In vivo MRI
The animal was cared for, and data were acquired by researchers at the University of Oxford, UK. All procedures were performed under licenses from the United Kingdom (UK) Home Office in accordance with the UK Animals (Scientific Procedures) Act 1986 and with European Union guidelines (EU Directive 2010/63/EU).
In vivo data were acquired across multiple scanning sessions. Here we provide resting-state fMRI, structural and diffusion MRI data from two scanning sessions (named “prime-de”/”last-scan”), ~7 years apart. Some of the data (rs-fmri & structural) from the first session are already available via the primate data exchange (PRIME-DE) where complementary data from another 19 subjects is available (Noonan 2014). Data from the second session constitutes the last in vivo data acquired, approximately 1 year prior to ex vivo data acquisition (“last-scan”).
Task-fMRI data were also acquired. Z-stat maps linking behaviour to fMRI are available via Grohn 2020 (doi:10.1371/journal.pbio.3000899) and Sallet 2020 (doi:10.1371/journal.pbio.3000605). Full references are provided at the bottom of this page.
Data were acquired on a 3T whole-body scanner with 40 G/cm gradients, a four-channel phased array receive coil and a local transmit coil. More information about the acquisition procedures can be found at https://fcon_1000.projects.nitrc.org/indi/PRIME/oxford.html.
The data were preprocessed using FSL tools built into bespoke macaque pipelines (MrCat: https://github.com/neuroecology/MrCat).
Structural MRI
T1-weighted data at 0.5 mm isotropic resolution were acquired using an MP-RAGE sequence.
MP-RAGE acquisition parameters: TE/TR = 4.01 ms/2.5 s; 128 slices; 0.5 mm isotropic resolution; 5/2 images (repeats) were acquired for the first and second dataset (prime-de/last-scan) respectively.
Diffusion MRI
Diffusion MRI were acquired at 1 mm isotropic resolution using echo planar imaging.

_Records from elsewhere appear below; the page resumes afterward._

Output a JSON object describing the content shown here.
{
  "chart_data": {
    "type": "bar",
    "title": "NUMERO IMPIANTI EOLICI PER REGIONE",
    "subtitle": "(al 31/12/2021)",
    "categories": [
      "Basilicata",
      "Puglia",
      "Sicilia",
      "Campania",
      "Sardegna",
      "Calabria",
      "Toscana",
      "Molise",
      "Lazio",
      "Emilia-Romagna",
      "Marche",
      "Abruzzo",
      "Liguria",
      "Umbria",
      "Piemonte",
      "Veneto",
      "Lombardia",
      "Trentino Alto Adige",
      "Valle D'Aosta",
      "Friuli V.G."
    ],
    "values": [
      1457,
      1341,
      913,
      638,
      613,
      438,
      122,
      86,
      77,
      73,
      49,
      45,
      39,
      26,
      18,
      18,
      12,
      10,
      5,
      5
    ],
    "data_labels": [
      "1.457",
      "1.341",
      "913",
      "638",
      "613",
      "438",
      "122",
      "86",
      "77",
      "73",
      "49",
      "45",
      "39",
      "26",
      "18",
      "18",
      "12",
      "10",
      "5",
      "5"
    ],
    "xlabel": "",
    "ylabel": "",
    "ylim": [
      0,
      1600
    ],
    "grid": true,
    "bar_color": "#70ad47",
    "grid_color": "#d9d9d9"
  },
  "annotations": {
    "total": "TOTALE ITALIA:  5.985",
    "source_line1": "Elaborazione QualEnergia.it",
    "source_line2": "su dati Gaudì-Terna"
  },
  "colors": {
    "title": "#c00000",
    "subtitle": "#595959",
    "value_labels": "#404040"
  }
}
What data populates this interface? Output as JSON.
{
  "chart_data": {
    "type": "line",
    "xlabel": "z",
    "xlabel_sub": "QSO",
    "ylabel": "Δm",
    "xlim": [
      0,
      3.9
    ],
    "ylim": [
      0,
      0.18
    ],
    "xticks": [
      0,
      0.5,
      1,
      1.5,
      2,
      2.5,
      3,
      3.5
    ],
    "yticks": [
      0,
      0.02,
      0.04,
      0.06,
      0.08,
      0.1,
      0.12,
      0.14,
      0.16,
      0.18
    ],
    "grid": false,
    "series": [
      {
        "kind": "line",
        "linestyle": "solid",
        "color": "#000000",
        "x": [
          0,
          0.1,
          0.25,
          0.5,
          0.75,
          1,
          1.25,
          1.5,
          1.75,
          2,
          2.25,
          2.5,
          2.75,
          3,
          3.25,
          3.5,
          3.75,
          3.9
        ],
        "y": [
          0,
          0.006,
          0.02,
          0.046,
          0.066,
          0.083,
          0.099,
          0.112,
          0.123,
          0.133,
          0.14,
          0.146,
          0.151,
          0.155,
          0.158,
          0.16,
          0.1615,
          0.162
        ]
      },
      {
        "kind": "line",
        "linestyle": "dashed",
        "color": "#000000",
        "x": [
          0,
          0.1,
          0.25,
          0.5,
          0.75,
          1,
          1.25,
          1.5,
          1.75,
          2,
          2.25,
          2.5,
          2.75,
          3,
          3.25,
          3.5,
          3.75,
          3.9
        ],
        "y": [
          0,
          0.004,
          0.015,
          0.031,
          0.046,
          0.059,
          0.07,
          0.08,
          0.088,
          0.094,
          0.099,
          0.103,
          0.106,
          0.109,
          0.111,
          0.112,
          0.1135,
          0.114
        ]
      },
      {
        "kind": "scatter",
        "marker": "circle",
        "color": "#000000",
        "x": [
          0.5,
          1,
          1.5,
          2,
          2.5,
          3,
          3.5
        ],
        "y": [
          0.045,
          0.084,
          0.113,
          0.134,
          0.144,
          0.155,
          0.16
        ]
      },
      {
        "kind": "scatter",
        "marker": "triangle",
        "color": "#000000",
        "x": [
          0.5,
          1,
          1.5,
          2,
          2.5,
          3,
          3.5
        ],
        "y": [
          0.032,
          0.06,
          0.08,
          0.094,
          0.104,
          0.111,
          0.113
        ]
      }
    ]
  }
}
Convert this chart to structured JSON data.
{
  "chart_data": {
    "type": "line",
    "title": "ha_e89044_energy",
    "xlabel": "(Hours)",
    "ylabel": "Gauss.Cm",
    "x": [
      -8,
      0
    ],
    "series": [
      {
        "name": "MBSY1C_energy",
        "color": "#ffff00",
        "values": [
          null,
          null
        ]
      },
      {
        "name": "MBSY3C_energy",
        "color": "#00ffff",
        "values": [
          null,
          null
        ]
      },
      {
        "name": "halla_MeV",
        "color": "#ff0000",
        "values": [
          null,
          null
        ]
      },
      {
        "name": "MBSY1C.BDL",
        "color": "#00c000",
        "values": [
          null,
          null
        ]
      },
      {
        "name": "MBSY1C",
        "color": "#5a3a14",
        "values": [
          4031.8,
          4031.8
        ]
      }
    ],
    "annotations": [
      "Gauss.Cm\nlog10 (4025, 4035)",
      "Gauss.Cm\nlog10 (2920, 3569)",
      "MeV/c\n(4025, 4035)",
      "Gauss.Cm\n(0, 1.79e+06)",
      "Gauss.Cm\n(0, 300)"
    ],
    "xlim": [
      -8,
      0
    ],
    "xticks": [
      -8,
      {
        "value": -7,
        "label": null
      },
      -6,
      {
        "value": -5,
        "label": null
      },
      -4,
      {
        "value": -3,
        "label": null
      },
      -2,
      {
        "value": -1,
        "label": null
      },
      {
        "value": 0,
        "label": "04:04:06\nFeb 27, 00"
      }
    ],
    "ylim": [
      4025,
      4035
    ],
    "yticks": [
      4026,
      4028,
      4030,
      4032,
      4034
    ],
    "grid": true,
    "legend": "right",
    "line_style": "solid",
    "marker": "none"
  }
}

EPI acquisition parameters: TE/TR = 100 ms/8.2 s; b-value = 1 ms/μm2; 1 mm isotropic resolution; 1100/361 diffusion weighted (81/61 unique gradient directions) and 144/38 non-diffusion weighted volumes were acquired with both +/- phase encoding directions for the first and second dataset (prime-de/last-scan) respectively.
Resting-state fMRI
Resting-state functional MRI data were acquired using EPI at 2 mm isotropic resolution.
EPI acquisition parameters: TE/TR = 19 ms/2 s; 1600/800 volumes for the first and second dataset (prime-de/last-scan) respectively. This corresponds to 52 min 26 s or 26 min 13 s of data.
Below are examples images of the bias-field corrected structural MRI and the primary eigenvector of the diffusion tensor (DTI V1) from the “prime-de” dataset.
Key references:
Noonan, M.A.P., Sallet, J., Mars, R.B., Neubert, F.X., O’Reilly, J.X., Andersson, J.L., Mitchell, A.S., Bell, A.H., Miller, K.L., Rushworth, M.F.. A Neural Circuit Covarying with Social Hierarchy in Macaques. PLOS Biology 2014;12(9):e1001940. doi:10.1371/journal.pbio.1001940.
Grohn, J., Schuffelgen, U., Neubert, F.X., Bongioanni, A., Verhagen, L., Sallet, J., Kolling, N., Rushworth, M.F.. Multiple systems in macaques for tracking prediction errors and other types of surprise. PLOS Biology 2020;18(10):e3000899. doi:10.1371/journal.pbio.3000899.
Sallet, J., Noonan, M.A.P., Thomas, A., O’Reilly, J.X., Anderson, J., Papageorgiou, G.K., Neubert, F.X., Ahmed, B., Smith, J., Bell, A.H., Buckley, M.J., Roumazeilles, L., Cuell, S., Walton, M.E., Krug, K., Mars, R.B., Rushworth, M.F.. Behavioral flexibility is associated with changes in structure and function distributed across a frontal cortical network in macaques. PLoS Biology 2020;18(5):e3000605. doi:10.1371/journal.pbio.3000605.